Cyberattacke im Kreis Neu-Ulm legt Verwaltungen lahm

    • |
    Das Rechenzentrum des Zweckverbands gemeindliche Datenverarbeitung im Kreis Neu-Ulm ist Opfer einer Cyberattacke geworden.
    Das Rechenzentrum des Zweckverbands gemeindliche Datenverarbeitung im Kreis Neu-Ulm ist Opfer einer Cyberattacke geworden. Foto: Sina Schuldt, dpa (Symbolbild)

    Wenn bei der Rechnungsprüfung auffällt, dass etwas nicht stimmt, ist das immer ärgerlich. Doch der Fehler, der Roggenburgs Bürgermeister Mathias Stölzle am Dienstagabend untergekommen ist, geht über das Ärgerliche weit hinaus. Unbekannte haben an diesem Abend die Server des Zweckverbands gemeindliche Datenverarbeitung im Landkreis Neu-Ulm gehackt. Das hat nicht nur Auswirkungen auf den Alltag in den Rathäusern von elf Kommunen im Landkreis – es könnte sich auch auf die anstehenden Landratswahlen auswirken. 

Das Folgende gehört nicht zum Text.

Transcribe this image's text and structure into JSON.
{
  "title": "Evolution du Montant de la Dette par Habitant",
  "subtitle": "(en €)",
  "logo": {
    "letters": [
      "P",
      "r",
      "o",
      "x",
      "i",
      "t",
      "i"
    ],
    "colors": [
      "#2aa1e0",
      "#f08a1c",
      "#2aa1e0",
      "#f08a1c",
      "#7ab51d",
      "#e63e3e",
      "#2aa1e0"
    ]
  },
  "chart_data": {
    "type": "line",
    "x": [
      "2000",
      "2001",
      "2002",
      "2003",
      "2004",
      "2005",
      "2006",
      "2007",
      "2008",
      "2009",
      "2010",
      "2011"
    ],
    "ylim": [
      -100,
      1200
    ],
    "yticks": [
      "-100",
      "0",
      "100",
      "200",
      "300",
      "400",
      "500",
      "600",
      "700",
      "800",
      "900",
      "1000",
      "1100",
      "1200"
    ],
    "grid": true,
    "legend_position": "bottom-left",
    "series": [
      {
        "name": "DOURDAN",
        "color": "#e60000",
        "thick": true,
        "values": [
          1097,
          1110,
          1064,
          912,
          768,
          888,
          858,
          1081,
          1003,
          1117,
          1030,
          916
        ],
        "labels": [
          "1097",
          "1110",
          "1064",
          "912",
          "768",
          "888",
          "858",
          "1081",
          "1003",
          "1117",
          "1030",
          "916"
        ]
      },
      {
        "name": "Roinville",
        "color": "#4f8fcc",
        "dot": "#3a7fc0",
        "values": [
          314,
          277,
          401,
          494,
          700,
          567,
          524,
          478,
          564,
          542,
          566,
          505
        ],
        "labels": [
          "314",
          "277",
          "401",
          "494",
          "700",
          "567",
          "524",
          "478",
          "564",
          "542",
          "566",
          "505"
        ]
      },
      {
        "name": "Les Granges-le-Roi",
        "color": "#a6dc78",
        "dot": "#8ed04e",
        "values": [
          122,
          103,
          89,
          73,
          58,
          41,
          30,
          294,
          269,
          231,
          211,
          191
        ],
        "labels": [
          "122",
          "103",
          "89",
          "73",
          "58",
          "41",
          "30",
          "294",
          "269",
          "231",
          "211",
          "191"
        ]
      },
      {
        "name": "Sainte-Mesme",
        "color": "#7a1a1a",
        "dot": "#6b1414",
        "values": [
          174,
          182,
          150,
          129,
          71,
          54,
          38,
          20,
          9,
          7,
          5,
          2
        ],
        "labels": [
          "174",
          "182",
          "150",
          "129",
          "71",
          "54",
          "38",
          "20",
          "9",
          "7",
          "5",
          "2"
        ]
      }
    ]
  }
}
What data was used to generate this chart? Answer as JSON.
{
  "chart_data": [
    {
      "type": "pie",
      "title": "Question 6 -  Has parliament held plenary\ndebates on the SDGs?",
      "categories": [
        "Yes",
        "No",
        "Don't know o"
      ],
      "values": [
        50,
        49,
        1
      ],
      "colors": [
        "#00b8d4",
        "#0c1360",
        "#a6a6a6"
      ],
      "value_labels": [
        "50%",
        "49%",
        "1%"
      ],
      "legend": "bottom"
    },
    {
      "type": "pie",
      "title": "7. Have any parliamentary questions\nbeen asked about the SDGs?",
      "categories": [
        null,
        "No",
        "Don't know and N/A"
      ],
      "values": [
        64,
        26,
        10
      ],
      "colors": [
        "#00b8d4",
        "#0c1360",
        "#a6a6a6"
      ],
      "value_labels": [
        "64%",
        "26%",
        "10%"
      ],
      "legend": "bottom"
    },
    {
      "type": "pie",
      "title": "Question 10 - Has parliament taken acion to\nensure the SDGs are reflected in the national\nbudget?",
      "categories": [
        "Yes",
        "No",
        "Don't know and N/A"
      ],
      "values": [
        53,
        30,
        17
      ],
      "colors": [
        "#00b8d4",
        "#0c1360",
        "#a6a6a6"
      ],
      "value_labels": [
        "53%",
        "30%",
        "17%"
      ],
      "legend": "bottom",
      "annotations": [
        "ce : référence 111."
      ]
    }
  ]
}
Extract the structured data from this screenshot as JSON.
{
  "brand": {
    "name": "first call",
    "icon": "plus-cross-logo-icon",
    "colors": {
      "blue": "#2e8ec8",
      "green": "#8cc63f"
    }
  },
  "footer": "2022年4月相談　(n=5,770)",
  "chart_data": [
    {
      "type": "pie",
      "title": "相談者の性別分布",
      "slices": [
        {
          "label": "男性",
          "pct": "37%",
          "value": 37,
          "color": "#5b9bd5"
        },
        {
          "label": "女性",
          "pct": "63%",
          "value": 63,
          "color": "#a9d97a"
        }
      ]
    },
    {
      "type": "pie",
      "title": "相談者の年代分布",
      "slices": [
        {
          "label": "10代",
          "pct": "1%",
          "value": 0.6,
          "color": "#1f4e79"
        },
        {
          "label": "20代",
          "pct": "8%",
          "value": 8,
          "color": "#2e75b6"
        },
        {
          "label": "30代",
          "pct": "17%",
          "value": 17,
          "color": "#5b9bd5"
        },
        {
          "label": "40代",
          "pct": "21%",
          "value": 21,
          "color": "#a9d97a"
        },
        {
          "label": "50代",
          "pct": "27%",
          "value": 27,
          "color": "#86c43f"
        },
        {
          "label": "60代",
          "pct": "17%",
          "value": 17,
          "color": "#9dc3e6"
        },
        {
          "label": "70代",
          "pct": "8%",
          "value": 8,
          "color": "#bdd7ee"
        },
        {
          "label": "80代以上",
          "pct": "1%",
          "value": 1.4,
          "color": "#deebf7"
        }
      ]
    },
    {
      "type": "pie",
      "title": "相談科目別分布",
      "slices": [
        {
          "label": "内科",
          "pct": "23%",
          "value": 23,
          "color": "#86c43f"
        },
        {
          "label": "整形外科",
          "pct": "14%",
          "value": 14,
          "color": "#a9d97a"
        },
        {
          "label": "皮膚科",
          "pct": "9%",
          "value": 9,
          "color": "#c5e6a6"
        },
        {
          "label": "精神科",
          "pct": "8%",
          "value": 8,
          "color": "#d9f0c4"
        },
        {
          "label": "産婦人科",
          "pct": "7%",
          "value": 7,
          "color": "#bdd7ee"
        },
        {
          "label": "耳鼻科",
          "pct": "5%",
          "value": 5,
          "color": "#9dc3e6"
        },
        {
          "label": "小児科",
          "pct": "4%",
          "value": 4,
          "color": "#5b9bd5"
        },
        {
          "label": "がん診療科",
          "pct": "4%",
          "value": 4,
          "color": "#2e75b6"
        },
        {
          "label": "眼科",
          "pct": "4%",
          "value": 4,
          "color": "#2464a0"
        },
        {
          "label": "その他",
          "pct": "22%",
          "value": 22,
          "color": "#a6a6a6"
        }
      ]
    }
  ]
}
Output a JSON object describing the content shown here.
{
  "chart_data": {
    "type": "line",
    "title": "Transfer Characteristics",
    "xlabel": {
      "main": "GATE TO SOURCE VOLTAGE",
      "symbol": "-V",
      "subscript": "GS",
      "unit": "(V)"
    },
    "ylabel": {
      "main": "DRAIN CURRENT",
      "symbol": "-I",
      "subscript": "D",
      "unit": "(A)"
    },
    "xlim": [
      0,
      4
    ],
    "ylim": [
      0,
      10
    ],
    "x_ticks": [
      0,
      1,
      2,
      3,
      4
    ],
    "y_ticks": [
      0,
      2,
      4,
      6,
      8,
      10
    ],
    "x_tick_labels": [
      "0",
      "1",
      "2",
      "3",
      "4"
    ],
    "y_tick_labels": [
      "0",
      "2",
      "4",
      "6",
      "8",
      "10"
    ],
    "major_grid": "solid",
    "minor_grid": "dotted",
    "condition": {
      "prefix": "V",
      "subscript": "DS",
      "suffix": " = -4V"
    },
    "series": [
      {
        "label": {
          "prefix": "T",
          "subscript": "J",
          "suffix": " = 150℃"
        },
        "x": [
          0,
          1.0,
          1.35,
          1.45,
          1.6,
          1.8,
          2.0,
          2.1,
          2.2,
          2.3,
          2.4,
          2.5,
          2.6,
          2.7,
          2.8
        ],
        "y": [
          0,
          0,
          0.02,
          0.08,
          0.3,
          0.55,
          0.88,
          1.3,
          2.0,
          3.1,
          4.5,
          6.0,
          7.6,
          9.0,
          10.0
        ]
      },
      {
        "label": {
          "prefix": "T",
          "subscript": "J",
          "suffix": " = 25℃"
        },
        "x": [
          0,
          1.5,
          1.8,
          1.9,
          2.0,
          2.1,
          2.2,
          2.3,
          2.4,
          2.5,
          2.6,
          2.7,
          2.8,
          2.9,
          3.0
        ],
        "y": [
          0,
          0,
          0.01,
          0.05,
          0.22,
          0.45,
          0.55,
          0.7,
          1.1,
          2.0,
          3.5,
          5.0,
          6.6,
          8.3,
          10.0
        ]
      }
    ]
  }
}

    Die Cyberattacke war nicht nur dem Bürgermeister aufgefallen, der zugleich Verbandsvorsitzender des Zweckverbands gemeindliche Datenverarbeitung im Landkreis Neu-Ulm ist. "Ein Mitarbeiter des Zweckverbands hat die Meldung aufs Handy bekommen, dass die Server nicht mehr laufen", schildert Stölzle das, was sich am Dienstagabend abgespielt hat. So etwas sei schon einmal passiert – die Ursache für das automatische Herunterfahren war damals der Ausfall der Klimaanlage. Vor Ort hatte sich aber schnell gezeigt, dass ein Angriff das Rechenzentrum lahmgelegt hatte, und zwar "mit hoher Professionalität", wie der Verbandsvorsitzende betont. Denn die Sicherheitssysteme des Zweckverbands sind eigentlich auf dem allerhöchsten Stand, werden derzeit in einem Audit zertifiziert.

    Aus gutem Grund: Denn Cyberangriffe auf Unternehmen, aber auch auf Kommunen häufen sich bundesweit. Erst vor wenigen Tagen hatte eine Hacker-Gruppe die Verwaltung von rund 70 Kommunen in Nordrhein-Westfalen lahmgelegt. Das Bundesamt für Sicherheit in der Informationstechnik (BSI) stellt seit einiger Zeit fest, dass die Kriminellen zunehmend den Weg des geringsten Widerstands wählen. Vermehrt werden Opfer ausgewählt, die ihnen leicht angreifbar erscheinen. Immer öfter sind deshalb kleinere und mittlere Unternehmen, Schulen und Hochschulen, aber eben auch Landes- und Kommunalverwaltungen Opfer sogenannter Ransomware-Attacken. Das relativ kleine Rechenzentrum des Zweckverbands scheinen sich die Täter also ganz gezielt ausgesucht zu haben. 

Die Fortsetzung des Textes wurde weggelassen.